In this assignment, You are going to build a pipeline that recognizes handwritten digits from the famous MNIST machine learning dataset:
Your pipeline must load these images of handwritten digits and correctly predict which digit is visible in each image.
This may seem like an easy challenge, but look at this:
These are a couple of digits from the dataset. Are you able to identify each one? It probably won’t surprise you to hear that the human error rate on this exercise is around 2.5%.
The first thing you will need is a data file with images of handwritten digits. We will not use the original MNIST data because it's stored in a nonstandard binary format.

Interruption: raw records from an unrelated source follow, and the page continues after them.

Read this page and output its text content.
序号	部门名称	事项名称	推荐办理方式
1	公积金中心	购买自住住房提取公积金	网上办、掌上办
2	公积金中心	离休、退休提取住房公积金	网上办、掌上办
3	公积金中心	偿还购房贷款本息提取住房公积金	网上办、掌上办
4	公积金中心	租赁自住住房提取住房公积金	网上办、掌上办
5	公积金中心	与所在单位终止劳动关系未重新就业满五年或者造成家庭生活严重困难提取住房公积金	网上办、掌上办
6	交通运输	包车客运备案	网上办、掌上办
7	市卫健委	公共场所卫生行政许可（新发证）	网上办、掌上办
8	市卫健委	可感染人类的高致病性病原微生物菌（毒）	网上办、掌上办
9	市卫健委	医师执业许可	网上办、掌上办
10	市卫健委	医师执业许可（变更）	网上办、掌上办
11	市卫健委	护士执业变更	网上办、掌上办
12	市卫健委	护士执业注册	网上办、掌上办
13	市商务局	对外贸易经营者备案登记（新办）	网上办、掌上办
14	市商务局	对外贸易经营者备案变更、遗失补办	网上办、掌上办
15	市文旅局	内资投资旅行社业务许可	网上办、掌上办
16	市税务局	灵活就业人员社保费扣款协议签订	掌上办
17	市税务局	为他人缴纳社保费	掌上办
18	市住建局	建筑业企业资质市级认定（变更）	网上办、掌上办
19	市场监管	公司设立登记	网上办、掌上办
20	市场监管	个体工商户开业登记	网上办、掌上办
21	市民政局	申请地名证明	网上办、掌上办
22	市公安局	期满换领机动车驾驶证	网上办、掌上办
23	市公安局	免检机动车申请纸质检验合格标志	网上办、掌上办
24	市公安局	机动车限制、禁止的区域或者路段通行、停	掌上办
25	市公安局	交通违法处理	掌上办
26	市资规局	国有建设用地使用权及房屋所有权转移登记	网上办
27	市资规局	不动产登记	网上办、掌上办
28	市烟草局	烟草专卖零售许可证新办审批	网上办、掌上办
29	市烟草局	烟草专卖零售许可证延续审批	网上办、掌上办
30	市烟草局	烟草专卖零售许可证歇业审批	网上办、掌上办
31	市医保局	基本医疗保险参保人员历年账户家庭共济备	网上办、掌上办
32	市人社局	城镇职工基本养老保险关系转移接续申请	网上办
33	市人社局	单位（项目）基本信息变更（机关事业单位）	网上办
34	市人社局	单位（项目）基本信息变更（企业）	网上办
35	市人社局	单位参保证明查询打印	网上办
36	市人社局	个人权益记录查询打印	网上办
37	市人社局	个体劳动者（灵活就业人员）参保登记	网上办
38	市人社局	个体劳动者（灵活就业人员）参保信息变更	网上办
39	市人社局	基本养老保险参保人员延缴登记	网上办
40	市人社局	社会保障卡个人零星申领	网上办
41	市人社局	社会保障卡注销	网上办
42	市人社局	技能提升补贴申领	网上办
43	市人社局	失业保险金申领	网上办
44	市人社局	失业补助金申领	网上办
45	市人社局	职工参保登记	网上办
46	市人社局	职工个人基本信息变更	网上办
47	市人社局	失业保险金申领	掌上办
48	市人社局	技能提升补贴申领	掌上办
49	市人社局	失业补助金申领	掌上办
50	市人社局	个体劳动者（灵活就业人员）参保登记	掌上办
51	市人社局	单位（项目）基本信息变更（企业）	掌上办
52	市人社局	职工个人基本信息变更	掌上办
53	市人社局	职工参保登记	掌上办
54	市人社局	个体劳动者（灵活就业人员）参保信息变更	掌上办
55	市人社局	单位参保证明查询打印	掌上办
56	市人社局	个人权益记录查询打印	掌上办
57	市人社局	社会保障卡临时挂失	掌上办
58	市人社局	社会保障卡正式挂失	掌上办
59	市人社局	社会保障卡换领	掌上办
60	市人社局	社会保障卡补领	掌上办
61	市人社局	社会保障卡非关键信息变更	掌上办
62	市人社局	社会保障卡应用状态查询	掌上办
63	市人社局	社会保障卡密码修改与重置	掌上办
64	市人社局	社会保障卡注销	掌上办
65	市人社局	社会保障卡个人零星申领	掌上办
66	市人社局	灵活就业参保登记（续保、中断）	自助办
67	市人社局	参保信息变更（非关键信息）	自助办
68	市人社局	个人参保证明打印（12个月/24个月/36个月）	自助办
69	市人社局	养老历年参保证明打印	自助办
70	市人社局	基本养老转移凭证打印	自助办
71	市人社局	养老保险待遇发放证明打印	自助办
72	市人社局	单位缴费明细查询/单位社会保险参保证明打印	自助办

Instead, we'll use these excellent CSV files prepared by Daniel Dato on Kaggle.
Create a Kaggle account if you don't have one yet, then download mnist_train.csv and mnist_test.csv and save them in your project folder.
There are 60,000 images in the training file and 10,000 in the test file. Each image is monochrome and resized to 28x28 pixels.
The training file looks like this:
It’s a CSV file with 785 columns:
- The first column contains the label. It tells us which one of the 10 possible digits is visible in the image.
- The next 784 columns are the pixel intensity values (0..255) for each pixel in the image, counting from left to right and top to bottom.
You are going to build a pipeline that trains a multiclass classification machine learning model on the training data and then makes a prediction for each digit in the test dataset.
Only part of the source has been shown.